The 3 months correlation between Fate and Cytokinetics is 0.74. Overlapping area represents the amount of risk that can be diversified away by holding Fate Therapeutics and Cytokinetics in the same portfolio, assuming nothing else is changed. The correlation between historical prices or returns on Cytokinetics and Fate Therapeutics is a relative statistical measure of the degree to which these equity instruments tend to move together. The correlation coefficient measures the extent to which returns on Fate Therapeutics are associated (or correlated) with Cytokinetics. Values of the correlation coefficient range from -1 to +1, where. The correlation of zero (0) is possible when the price movement of Cytokinetics has no effect on the direction of Fate Therapeutics i.e., Fate Therapeutics and Cytokinetics go up and down completely randomly.

Pair Corralation between Fate Therapeutics and Cytokinetics

Given the investment horizon of 90 days Fate Therapeutics is expected to under-perform the Cytokinetics. In addition to that, Fate Therapeutics is 1.1 times more volatile than Cytokinetics. It trades about -0.02 of its total potential returns per unit of risk. Cytokinetics is currently generating about 0.02 per unit of volatility. If you would invest  4,220  in Cytokinetics on October 13, 2024 and sell it today you would earn a total of  442.00  from holding Cytokinetics or generate 10.47% return on investment over 90 days.
Time Period3 Months [change]
DirectionMoves Together 
StrengthSignificant
Accuracy100.0%
ValuesDaily Returns

Fate Therapeutics  vs.  Cytokinetics

 Performance 
       Timeline  
Fate Therapeutics 

Risk-Adjusted Performance

0 of 100

 
Weak
 
Strong
Very Weak
Over the last 90 days Fate Therapeutics has generated negative risk-adjusted returns adding no value to investors with long positions. In spite of weak performance in the last few months, the Stock's basic indicators remain rather sound which may send shares a bit higher in February 2025. The latest tumult may also be a sign of longer-term up-swing for the firm shareholders.
Cytokinetics 

Risk-Adjusted Performance

0 of 100

 
Weak
 
Strong
Very Weak
Over the last 90 days Cytokinetics has generated negative risk-adjusted returns adding no value to investors with long positions.
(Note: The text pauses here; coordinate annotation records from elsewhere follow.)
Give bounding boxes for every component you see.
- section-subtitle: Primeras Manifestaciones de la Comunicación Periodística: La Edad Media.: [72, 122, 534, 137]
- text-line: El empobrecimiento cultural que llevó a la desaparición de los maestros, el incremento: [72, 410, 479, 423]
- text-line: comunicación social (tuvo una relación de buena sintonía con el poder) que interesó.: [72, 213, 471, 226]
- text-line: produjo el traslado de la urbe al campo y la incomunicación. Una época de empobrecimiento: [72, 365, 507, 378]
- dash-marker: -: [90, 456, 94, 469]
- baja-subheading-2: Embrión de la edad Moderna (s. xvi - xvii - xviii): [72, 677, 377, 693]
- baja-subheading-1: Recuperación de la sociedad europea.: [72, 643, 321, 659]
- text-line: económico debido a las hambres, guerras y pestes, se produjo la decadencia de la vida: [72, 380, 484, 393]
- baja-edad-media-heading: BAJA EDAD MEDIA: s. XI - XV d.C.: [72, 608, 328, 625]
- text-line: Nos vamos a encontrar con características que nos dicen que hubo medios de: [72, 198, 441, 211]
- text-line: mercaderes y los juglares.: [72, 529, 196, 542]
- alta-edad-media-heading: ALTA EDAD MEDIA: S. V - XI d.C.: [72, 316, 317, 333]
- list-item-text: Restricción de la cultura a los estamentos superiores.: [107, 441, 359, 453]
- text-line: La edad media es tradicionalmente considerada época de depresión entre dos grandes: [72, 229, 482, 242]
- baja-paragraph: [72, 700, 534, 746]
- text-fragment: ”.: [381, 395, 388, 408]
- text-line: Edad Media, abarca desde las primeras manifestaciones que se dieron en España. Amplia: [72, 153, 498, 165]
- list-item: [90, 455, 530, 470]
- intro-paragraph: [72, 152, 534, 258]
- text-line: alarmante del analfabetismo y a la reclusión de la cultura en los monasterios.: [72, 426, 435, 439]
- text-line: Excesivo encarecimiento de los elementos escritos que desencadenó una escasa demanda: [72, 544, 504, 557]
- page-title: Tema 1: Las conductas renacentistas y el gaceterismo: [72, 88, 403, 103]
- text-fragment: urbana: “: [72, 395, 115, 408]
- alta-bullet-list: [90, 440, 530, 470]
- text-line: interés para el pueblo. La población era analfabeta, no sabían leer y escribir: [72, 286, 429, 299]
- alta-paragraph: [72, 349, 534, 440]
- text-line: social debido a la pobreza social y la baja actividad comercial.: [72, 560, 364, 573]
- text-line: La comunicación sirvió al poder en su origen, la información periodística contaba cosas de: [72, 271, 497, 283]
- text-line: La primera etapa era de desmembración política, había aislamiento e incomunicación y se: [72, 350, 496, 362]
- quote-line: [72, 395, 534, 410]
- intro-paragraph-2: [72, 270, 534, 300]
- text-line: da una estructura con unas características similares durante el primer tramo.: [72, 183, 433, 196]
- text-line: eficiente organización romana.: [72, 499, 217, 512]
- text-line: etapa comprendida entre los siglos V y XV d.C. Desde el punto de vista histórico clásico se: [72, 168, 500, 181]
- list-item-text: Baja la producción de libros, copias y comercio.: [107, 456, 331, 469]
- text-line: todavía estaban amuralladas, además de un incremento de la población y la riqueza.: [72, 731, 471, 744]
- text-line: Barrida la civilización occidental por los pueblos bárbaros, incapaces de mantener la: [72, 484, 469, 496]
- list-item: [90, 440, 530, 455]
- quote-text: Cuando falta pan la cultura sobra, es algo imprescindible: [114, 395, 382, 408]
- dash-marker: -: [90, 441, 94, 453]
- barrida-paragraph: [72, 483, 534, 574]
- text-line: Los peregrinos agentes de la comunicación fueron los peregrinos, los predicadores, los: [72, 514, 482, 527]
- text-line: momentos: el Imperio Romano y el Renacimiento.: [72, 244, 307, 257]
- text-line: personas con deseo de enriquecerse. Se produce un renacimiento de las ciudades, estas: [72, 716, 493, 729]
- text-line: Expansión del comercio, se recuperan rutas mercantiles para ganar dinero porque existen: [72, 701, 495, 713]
Despite unsteady performance in the last few months, the Stock's basic indicators remain quite persistent which may send shares a bit higher in February 2025. The latest mess may also be a sign of long-standing up-swing for the company institutional investors.

Fate Therapeutics and Cytokinetics Volatility Contrast

   Predicted Return Density   
       Returns  

Pair Trading with Fate Therapeutics and Cytokinetics

The main advantage of trading using opposite Fate Therapeutics and Cytokinetics positions is that it hedges away some unsystematic risk. Because of two separate transactions, even if Fate Therapeutics position performs unexpectedly, Cytokinetics can make up some of the losses. Pair trading also minimizes risk from directional movements in the market. For example, if an entire industry or sector drops because of unexpected headlines, the short position in Cytokinetics will offset losses from the drop in Cytokinetics' long position.
The idea behind Fate Therapeutics and Cytokinetics pairs trading is to make the combined position market-neutral, meaning the overall market's direction will not affect its win or loss (or potential downside or upside). This can be achieved by designing a pairs trade with two highly correlated stocks or equities that operate in a similar space or sector, making it possible to obtain profits through simple and relatively low-risk investment.
Check out your portfolio center.
Note that this page's information should be used as a complementary analysis to find the right mix of equity instruments to add to your existing portfolios or create a brand new portfolio. You can also try the Portfolio Comparator module to compare the composition, asset allocations and performance of any two portfolios in your account.